On his part, the Director-General, Delta State Innovation Hub (DSIHUB), Chris Uwaje, noted that there are many angles to the MGI’s report, which include the need to create jobs and improve the level of national infrastructure.
Uwaje, a former President of the Institute of Software Practitioners of Nigeria (ISPON), said it can be deduced from the report that smart phone will take over the reins of things as far as digital transformation is concern.
He said digital economy speaks to all youth, saying the process will enable Nigeria to drive financial inclusion.
According to him, we still import innovation and technology in Nigeria, “it has become important for us improve on our local content development. Digital economy is a basket, people will put in money and some will utilise it. It is a nation that creates that will benefit most.”
Uwaje said Nigeria must establish a technology bank, which will be able to sponsor innovations and others. He said the MGI report is looking at creativity.
Meanwhile, the report citing Kenya as example, noted that new mobile-money services are already demonstrating digital finance’s potential. For instance, M-Pesa, which transforms one’s phone into a mobile wallet – has leveraged powerful network effects to bring about a vast expansion in the share of adults using digital financial services.
It disclosed that the share grew from zero to 40 per cent in just three years, and had risen to 68 per cent by the end of last year.

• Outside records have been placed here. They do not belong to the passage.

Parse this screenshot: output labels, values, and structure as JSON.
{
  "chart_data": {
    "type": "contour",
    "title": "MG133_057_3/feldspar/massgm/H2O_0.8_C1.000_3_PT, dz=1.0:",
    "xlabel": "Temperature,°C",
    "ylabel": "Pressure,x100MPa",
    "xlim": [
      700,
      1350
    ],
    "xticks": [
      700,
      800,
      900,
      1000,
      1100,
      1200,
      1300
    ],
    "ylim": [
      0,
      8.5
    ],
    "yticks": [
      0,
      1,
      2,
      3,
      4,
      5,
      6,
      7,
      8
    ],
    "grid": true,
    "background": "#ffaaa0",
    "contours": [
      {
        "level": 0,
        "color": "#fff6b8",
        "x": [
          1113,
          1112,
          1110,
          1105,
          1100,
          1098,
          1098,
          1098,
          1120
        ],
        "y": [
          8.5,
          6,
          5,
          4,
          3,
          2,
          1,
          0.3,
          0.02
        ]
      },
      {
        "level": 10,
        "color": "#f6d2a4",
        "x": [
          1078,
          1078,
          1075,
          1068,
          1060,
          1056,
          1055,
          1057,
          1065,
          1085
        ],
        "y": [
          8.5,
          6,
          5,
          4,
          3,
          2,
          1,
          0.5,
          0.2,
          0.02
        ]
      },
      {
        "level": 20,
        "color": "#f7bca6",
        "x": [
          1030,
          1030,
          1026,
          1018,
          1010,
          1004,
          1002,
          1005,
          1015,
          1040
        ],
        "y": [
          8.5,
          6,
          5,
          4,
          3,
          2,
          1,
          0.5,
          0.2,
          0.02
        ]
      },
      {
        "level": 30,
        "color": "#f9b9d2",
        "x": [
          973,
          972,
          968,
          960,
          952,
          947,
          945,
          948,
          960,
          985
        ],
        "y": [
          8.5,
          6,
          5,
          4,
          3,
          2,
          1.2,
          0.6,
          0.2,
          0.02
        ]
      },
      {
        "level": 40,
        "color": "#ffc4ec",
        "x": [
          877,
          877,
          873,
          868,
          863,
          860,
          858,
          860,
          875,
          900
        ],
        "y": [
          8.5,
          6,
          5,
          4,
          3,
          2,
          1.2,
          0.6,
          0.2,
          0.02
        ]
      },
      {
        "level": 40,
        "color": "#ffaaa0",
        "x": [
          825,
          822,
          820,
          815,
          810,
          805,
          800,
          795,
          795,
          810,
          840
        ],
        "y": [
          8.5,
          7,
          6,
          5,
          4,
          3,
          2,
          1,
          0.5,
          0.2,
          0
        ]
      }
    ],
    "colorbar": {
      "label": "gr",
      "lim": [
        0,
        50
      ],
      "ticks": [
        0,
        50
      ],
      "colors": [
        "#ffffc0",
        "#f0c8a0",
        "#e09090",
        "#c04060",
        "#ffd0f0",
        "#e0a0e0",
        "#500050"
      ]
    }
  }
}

However, for improved performance, across board, everyone needs a mobile phone with an affordable data plan. While businesses can help, the Institute posited that it is incumbent upon governments and non-governmental organisations to extend mobile networks to low-return areas and remote populations.
Besides, it said that governments must also ensure that networks between banks and telecommunications companies are interoperable; otherwise, widespread use of mobile phones for financial services and payments would be impossible.

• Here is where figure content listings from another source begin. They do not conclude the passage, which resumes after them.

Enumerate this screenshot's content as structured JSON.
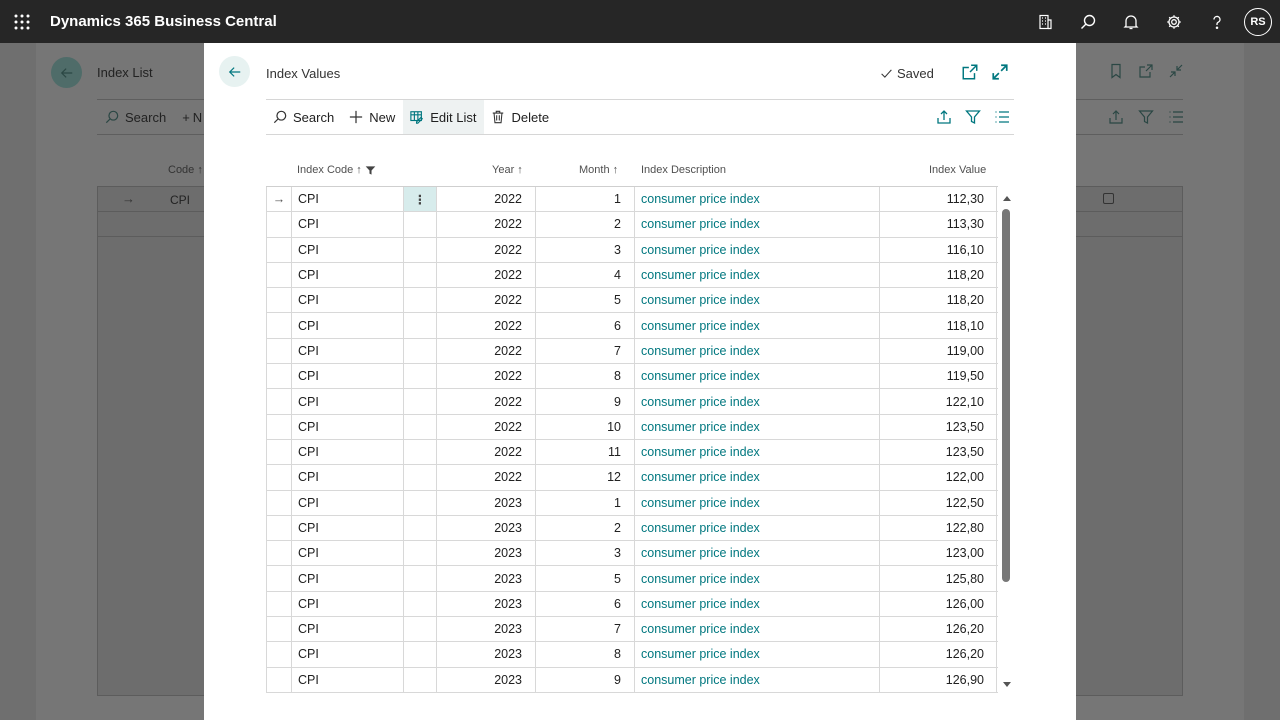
{
  "app": {
    "title": "Dynamics 365 Business Central",
    "user_initials": "RS"
  },
  "background_page": {
    "title": "Index List",
    "search_label": "Search",
    "new_label_partial": "N",
    "code_header": "Code",
    "row_value": "CPI"
  },
  "modal": {
    "title": "Index Values",
    "saved_label": "Saved",
    "actions": {
      "search": "Search",
      "new": "New",
      "edit_list": "Edit List",
      "delete": "Delete"
    },
    "columns": {
      "index_code": "Index Code",
      "year": "Year",
      "month": "Month",
      "description": "Index Description",
      "value": "Index Value"
    },
    "rows": [
      {
        "code": "CPI",
        "year": "2022",
        "month": "1",
        "description": "consumer price index",
        "value": "112,30"
      },
      {
        "code": "CPI",
        "year": "2022",
        "month": "2",
        "description": "consumer price index",
        "value": "113,30"
      },
      {
        "code": "CPI",
        "year": "2022",
        "month": "3",
        "description": "consumer price index",
        "value": "116,10"
      },
      {
        "code": "CPI",
        "year": "2022",
        "month": "4",
        "description": "consumer price index",
        "value": "118,20"
      },
      {
        "code": "CPI",
        "year": "2022",
        "month": "5",
        "description": "consumer price index",
        "value": "118,20"
      },
      {
        "code": "CPI",
        "year": "2022",
        "month": "6",
        "description": "consumer price index",
        "value": "118,10"
      },
      {
        "code": "CPI",
        "year": "2022",
        "month": "7",
        "description": "consumer price index",
        "value": "119,00"
      },
      {
        "code": "CPI",
        "year": "2022",
        "month": "8",
        "description": "consumer price index",
        "value": "119,50"
      },
      {
        "code": "CPI",
        "year": "2022",
        "month": "9",
        "description": "consumer price index",
        "value": "122,10"
      },
      {
        "code": "CPI",
        "year": "2022",
        "month": "10",
        "description": "consumer price index",
        "value": "123,50"
      },
      {
        "code": "CPI",
        "year": "2022",
        "month": "11",
        "description": "consumer price index",
        "value": "123,50"
      },
      {
        "code": "CPI",
        "year": "2022",
        "month": "12",
        "description": "consumer price index",
        "value": "122,00"
      },
      {
        "code": "CPI",
        "year": "2023",
        "month": "1",
        "description": "consumer price index",
        "value": "122,50"
      },
      {
        "code": "CPI",
        "year": "2023",
        "month": "2",
        "description": "consumer price index",
        "value": "122,80"
      },
      {
        "code": "CPI",
        "year": "2023",
        "month": "3",
        "description": "consumer price index",
        "value": "123,00"
      },
      {
        "code": "CPI",
        "year": "2023",
        "month": "5",
        "description": "consumer price index",
        "value": "125,80"
      },
      {
        "code": "CPI",
        "year": "2023",
        "month": "6",
        "description": "consumer price index",
        "value": "126,00"
      },
      {
        "code": "CPI",
        "year": "2023",
        "month": "7",
        "description": "consumer price index",
        "value": "126,20"
      },
      {
        "code": "CPI",
        "year": "2023",
        "month": "8",
        "description": "consumer price index",
        "value": "126,20"
      },
      {
        "code": "CPI",
        "year": "2023",
        "month": "9",
        "description": "consumer price index",
        "value": "126,90"
      }
    ]
  },
  "colors": {
    "accent": "#00777f",
    "topbar": "#262626",
    "selected_cell": "#d7ecec"
  }
}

Governments must establish universally accepted forms of identity as well, so that service providers can control fraud.
In emerging economies, one in five people are unregistered, compared to only one in ten in advanced economies. Nearly 20 per cent of unbanked women in emerging countries do not have the documentation necessary to open a bank account. Even when people have recognised identities (IDs), they must be amenable to digital authentication. Digital IDs that use microchips, fingerprints, or iris scans could prove useful and are already gaining popularity in emerging economies.
According to it, it is also important for governments to implement regulations that strike a balance between protecting investors and consumers, and giving banks, retailers, and financial-technology and telecommunications companies room to compete and innovate.
“Because regulations often shut out non-bank competitors, governments should consider a tiered approach, whereby businesses without a full banking license can provide basic financial products to customers with smaller accounts. A good model for this is the United Kingdom’s “regulatory sandbox” for financial-technology companies, which imposes lower regulatory requirements on emerging players until they reach a certain size.
“Financial inclusion is vital for inclusive economic growth and gender equality, and it has assumed a prominent role in global development efforts, with the World Bank aiming for universal financial inclusion by 2020. With billions of people in emerging economies already using mobile phones, digital finance makes this goal achievable,” MGI stated.